Nesses tempos de tudo-ao-mesmo-tempo-agora, você pode encontrar pessoas onipresentes. É verdade! Quando estava no Rio, vivia na Lapa bebericando umas caipirinhas com os meus amigos, curtindo os sons de diferentes tribos, conhecendo gringos de todo o canto do mundo e encontrando um professor de teatro da facul – o Sady.

Gente, o Sady era, talvez seja ainda, o tipo de pessoa, que se você fosse de carro para o Baixo Gávea, ele já estaria lá e ainda foi de ônibus. O mesmo aconteceu quando fui para Niterói. Ele já estava lá no bar e conversando com todo mundo.

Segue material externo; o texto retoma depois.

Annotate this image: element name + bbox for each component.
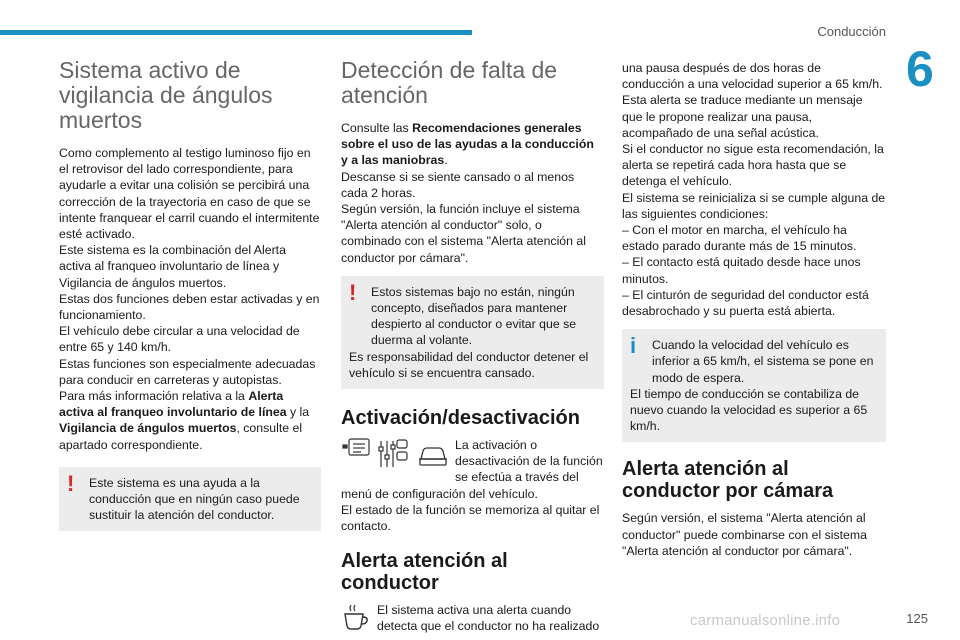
- reference-term: Alerta activa al franqueo involuntario de línea: [59, 389, 287, 420]
- info-text: Cuando la velocidad del vehículo es inferior a 65 km/h, el sistema se pone en modo de espera.: [652, 338, 874, 385]
- warning-box: [341, 276, 604, 389]
- heading-driver-alert: Alerta atención al conductor: [341, 550, 508, 595]
- warning-text: Este sistema es una ayuda a la conducción que en ningún caso puede sustituir la atención del conductor.: [89, 475, 300, 523]
- column-1: [59, 58, 321, 531]
- paragraph: Esta alerta se traduce mediante un mensaje que le propone realizar una pausa, acompañado de una señal acústica.: [622, 93, 863, 140]
- watermark: carmanualsonline.info: [690, 612, 841, 629]
- paragraph: El estado de la función se memoriza al quitar el contacto.: [341, 502, 600, 534]
- top-accent-bar: [0, 30, 472, 35]
- heading-inattention: Detección de falta de atención: [341, 57, 558, 108]
- paragraph: Estas dos funciones deben estar activadas y en funcionamiento.: [59, 291, 320, 323]
- chapter-number: 6: [906, 41, 934, 97]
- warning-text: Es responsabilidad del conductor detener el vehículo si se encuentra cansado.: [349, 349, 589, 380]
- paragraph: una pausa después de dos horas de conducción a una velocidad superior a 65 km/h.: [622, 61, 883, 92]
- warning-exclamation-icon: !: [67, 470, 75, 496]
- list-item: – El cinturón de seguridad del conductor está desabrochado y su puerta está abierta.: [622, 287, 869, 319]
- info-icon: i: [630, 333, 637, 359]
- paragraph: La activación o desactivación de la función se efectúa a través del menú de configuración del vehículo.: [341, 438, 603, 501]
- heading-activation: Activación/desactivación: [341, 407, 580, 430]
- alert-block: [341, 602, 604, 634]
- paragraph: Descanse si se siente cansado o al menos cada 2 horas.: [341, 169, 575, 200]
- info-text: El tiempo de conducción se contabiliza de nuevo cuando la velocidad es superior a 65 km/h.: [630, 386, 868, 434]
- paragraph: Según versión, el sistema "Alerta atención al conductor" puede combinarse con el sistema "Alerta atención al conductor por cámara".: [622, 511, 867, 558]
- column-2: [341, 58, 604, 635]
- vehicle-settings-icons: [341, 437, 449, 471]
- paragraph: Este sistema es la combinación del Alerta activa al franqueo involuntario de línea y Vigilancia de ángulos muertos.: [59, 243, 286, 290]
- paragraph: Según versión, la función incluye el sistema "Alerta atención al conductor" solo, o combinado con el sistema "Alerta atención al conductor por cámara".: [341, 202, 586, 265]
- info-box: [622, 329, 886, 442]
- paragraph: El sistema activa una alerta cuando detecta que el conductor no ha realizado: [377, 603, 600, 634]
- page-number: 125: [906, 611, 928, 626]
- coffee-cup-icon: [341, 602, 371, 632]
- activation-block: [341, 437, 604, 534]
- paragraph: Como complemento al testigo luminoso fijo en el retrovisor del lado correspondiente, para ayudarle a evitar una colisión se percibirá una corrección de la trayectoria en caso de que se intente franquear el carril cuando el intermitente esté activado.: [59, 146, 320, 242]
- warning-exclamation-icon: !: [349, 279, 357, 305]
- paragraph-reference: Consulte las Recomendaciones generales sobre el uso de las ayudas a la conducción y a las maniobras.: [341, 121, 594, 168]
- paragraph: Estas funciones son especialmente adecuadas para conducir en carreteras y autopistas.: [59, 356, 316, 387]
- column-3: [622, 60, 886, 559]
- paragraph-reference: Para más información relativa a la Alerta activa al franqueo involuntario de línea y la Vigilancia de ángulos muertos, consulte el apartado correspondiente.: [59, 389, 310, 452]
- car-icon: [419, 448, 447, 465]
- paragraph: Si el conductor no sigue esta recomendación, la alerta se repetirá cada hora hasta que se detenga el vehículo.: [622, 142, 884, 189]
- menu-screen-icon: [343, 439, 369, 455]
- settings-sliders-icon: [379, 440, 407, 467]
- paragraph: El vehículo debe circular a una velocidad de entre 65 y 140 km/h.: [59, 324, 300, 355]
- paragraph: El sistema se reinicializa si se cumple alguna de las siguientes condiciones:: [622, 190, 886, 221]
- reference-term: Recomendaciones generales sobre el uso de las ayudas a la conducción y a las maniobras: [341, 121, 594, 168]
- warning-text: Estos sistemas bajo no están, ningún concepto, diseñados para mantener despierto al conductor o evitar que se duerma al volante.: [371, 284, 577, 348]
- heading-blind-spot: Sistema activo de vigilancia de ángulos muertos: [59, 57, 273, 133]
- section-title: Conducción: [817, 24, 886, 39]
- warning-box: [59, 467, 321, 532]
- list-item: – Con el motor en marcha, el vehículo ha estado parado durante más de 15 minutos.: [622, 223, 857, 254]
- heading-camera-alert: Alerta atención al conductor por cámara: [622, 458, 834, 503]
- list-item: – El contacto está quitado desde hace unos minutos.: [622, 255, 861, 286]
- reference-term: Vigilancia de ángulos muertos: [59, 421, 237, 436]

Hoje o personagem é outro: o Michael. Não o Jordan, nem o J. Fox mas o rei do pop mesmo. O Michael Jackson. Se há uma teoria de que o Michael Jackson está vivo, eu estou quase acreditando. Vejo esse menino por todo o lado. Já encontrei com ele na Lapa e no final de semana passado, vi dois dele fazendo performances em frente ao Shopping Center 3, na Avenida Paulista. O rei é pop e não perdeu a majestade. Ele só aparece em lugares conhecidos do povão.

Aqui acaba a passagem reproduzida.